Telle est la pire crainte du régime chinois : la reconnaissance d’un autre Dalaï-lama que celui du PCC par la communauté tibétaine. Or, c’est traditionnellement le Panchen-lama qui a la responsabilité d’identifier sa réincarnation. Cela expliquerait que « la vraie raison derrière l’enlèvement du 11e Panchen-lama par le gouvernement chinois serait de s’assurer qu’il choisira lui-même le prochain Dalaï-lama », comme l’a déclaré le président du gouvernement tibétain en exil, Penpa Tsering, lors d’une conférence à Genève en novembre dernier.
Pour parer à cette éventualité, le Dalaï-lama, âgé de 86 ans, laisse planer le doute sur sa propre réincarnation. « Seule la personne qui se réincarne a l’autorité légitime pour déterminer [les modalités de sa] réincarnation », a-t-il estimé en 2011, avant d’ajouter qu’il pouvait si nécessaire mettre fin à son cycle de renaissance. « Si la question tibétaine n’est toujours pas résolue, le Dalaï-lama a annoncé que sa réincarnation verrait le jour en dehors de la Chine, peut-être en Inde », a précisé Dolma Tsering, une bouddhiste tibétaine exilée interrogée par Asialyst. Elle estime que « dans un cas similaire à celui du Panchen-lama où il y aurait deux enfants reconnus comme Dalaï-lama, les Tibétains et la communauté internationale n’accepteront pas celui qui a été choisi par le gouvernement chinois, tout comme ils l’ont fait avec l’actuel Panchen-lama. Celui-ci ne serait rien d’autre qu’une marionnette aux ordres du PCC. »
Cette ingérence de Pékin sur le processus de réincarnation et le sort qui serait réservé à un Dalaï-lama non reconnu par la Chine est également redoutée par la communauté internationale.
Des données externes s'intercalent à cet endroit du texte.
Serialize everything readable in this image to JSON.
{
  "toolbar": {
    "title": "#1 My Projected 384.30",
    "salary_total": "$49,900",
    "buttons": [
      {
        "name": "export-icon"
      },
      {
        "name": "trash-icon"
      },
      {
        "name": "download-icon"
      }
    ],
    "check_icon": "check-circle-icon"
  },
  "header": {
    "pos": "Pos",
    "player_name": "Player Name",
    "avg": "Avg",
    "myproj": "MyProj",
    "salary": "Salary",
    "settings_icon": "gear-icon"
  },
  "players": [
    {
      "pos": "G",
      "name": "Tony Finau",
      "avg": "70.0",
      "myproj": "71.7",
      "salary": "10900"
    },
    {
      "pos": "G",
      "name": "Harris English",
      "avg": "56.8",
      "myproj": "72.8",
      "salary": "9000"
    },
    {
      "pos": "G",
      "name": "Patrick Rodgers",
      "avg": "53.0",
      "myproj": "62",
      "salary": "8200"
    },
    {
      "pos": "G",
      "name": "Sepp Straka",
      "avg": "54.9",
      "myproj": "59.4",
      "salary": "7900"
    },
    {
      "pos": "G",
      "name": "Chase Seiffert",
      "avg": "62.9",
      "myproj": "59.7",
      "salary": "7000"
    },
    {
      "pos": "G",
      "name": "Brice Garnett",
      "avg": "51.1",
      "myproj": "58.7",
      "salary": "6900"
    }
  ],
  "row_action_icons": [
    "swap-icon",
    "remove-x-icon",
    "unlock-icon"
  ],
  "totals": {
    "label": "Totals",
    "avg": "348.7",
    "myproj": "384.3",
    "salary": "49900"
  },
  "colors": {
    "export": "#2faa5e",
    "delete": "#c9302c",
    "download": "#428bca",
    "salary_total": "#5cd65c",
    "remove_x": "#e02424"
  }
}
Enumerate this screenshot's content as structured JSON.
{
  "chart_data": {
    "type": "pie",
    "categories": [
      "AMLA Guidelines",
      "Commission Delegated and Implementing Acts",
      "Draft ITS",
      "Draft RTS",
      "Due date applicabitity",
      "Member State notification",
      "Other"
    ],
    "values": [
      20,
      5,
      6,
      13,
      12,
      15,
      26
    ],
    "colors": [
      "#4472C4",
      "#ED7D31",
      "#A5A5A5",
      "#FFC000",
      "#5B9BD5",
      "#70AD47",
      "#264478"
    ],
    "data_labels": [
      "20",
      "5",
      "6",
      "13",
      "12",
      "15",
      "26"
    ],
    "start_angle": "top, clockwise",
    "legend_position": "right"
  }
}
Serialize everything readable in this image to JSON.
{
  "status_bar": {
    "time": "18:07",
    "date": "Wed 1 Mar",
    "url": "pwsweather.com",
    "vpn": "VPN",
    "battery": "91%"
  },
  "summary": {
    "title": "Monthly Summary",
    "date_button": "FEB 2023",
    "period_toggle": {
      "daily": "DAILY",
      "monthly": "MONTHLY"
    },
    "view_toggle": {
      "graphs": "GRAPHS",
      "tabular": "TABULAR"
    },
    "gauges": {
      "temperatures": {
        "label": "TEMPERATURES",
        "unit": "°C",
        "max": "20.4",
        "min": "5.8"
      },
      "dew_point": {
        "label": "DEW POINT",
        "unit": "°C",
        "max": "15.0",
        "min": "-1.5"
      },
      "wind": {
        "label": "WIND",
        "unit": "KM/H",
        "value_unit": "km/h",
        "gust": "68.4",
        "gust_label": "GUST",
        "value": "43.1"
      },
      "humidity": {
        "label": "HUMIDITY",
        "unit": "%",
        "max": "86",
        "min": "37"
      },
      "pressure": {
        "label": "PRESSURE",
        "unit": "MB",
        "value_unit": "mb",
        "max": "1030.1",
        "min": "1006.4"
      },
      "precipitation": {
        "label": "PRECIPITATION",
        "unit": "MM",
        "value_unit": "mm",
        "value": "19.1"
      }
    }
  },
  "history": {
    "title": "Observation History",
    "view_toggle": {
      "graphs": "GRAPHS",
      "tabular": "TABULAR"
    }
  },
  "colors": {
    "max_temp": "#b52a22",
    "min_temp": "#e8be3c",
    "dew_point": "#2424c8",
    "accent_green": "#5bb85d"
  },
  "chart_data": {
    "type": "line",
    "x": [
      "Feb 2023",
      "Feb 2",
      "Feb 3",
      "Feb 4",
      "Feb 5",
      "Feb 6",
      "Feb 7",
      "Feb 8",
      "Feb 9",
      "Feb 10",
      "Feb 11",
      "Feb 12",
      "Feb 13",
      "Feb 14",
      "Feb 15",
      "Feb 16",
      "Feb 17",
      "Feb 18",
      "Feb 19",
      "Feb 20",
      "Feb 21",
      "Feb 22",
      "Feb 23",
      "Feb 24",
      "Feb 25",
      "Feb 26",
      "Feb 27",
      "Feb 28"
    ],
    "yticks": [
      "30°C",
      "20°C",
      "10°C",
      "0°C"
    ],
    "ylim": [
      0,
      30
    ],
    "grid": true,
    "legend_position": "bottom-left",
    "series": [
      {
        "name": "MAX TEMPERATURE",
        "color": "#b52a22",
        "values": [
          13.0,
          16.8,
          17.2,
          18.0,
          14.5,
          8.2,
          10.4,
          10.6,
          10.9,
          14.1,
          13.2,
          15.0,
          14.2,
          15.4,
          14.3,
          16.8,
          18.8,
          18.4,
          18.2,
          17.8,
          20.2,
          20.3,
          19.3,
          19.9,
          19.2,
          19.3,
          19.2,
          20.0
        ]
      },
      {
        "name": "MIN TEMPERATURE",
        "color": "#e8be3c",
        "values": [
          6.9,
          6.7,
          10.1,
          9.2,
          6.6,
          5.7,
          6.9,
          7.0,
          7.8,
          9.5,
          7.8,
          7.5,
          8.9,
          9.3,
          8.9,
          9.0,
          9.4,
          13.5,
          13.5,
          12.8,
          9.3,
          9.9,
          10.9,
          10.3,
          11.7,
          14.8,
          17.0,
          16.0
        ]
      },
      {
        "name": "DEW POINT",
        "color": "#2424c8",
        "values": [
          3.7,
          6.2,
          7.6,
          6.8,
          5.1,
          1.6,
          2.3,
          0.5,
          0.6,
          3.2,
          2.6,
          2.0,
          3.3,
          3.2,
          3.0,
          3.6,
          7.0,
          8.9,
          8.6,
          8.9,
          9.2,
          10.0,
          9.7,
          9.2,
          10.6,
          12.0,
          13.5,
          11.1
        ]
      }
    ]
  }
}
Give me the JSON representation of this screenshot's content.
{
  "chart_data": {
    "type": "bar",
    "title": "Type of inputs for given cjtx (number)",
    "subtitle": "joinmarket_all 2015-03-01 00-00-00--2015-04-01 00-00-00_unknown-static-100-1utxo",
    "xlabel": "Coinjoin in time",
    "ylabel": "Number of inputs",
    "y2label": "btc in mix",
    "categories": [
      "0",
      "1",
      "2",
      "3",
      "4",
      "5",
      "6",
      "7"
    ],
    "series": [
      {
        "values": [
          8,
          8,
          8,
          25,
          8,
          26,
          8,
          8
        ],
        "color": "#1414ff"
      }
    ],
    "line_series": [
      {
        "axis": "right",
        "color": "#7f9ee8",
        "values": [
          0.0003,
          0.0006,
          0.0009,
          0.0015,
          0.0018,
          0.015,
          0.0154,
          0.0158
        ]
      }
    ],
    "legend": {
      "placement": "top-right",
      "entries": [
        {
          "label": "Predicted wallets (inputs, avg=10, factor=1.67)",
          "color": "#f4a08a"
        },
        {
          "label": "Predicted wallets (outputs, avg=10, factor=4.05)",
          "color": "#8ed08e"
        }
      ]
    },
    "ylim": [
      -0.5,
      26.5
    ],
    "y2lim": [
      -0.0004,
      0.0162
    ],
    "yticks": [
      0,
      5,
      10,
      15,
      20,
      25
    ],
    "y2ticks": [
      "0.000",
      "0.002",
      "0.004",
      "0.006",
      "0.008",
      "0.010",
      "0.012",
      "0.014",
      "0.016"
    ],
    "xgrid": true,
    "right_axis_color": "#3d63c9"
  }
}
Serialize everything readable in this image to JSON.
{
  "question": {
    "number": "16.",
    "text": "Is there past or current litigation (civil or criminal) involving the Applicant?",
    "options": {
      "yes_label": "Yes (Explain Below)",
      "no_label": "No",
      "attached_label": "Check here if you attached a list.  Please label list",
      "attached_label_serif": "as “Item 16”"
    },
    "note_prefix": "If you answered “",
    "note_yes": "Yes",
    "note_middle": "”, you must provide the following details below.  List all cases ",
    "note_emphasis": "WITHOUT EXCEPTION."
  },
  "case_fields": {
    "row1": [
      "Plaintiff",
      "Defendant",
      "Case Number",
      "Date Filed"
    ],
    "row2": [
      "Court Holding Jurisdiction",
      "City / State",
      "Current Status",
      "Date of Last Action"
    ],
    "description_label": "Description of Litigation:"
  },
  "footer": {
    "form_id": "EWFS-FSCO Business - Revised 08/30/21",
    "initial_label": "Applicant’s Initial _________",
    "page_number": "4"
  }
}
En 2020, le chef de la diplomatie européenne, Josep Borrell, a appelé au respect des pratiques religieuses en dehors de toute interférence politique. Les États-Unis sont allés encore plus loin en votant quelques mois plus tard la loi intitulée Tibetan Policy and Support Act. Ce texte prévoit d’éventuelles sanctions économiques et diplomatiques contre des responsables chinois s’ils désignaient par eux-mêmes le Dalaï-lama. « La question de sa succession n’est pas un sujet exclusivement propre au Tibet, il s’inscrit dans le cadre plus large de la politique internationale. Et cela, pour la raison que ses fidèles vivent au Tibet mais également dans le reste du monde », estime Dolma Tsering. Pessimiste, elle reconnaît qu’une confrontation entre les autorités chinoises et la communauté tibétaine exilée semble pour l’heure inévitable. Tout comme un retour probable des tensions entre la Chine et les États soucieux de la liberté de religion après la mort de l’actuel Dalaï-lama.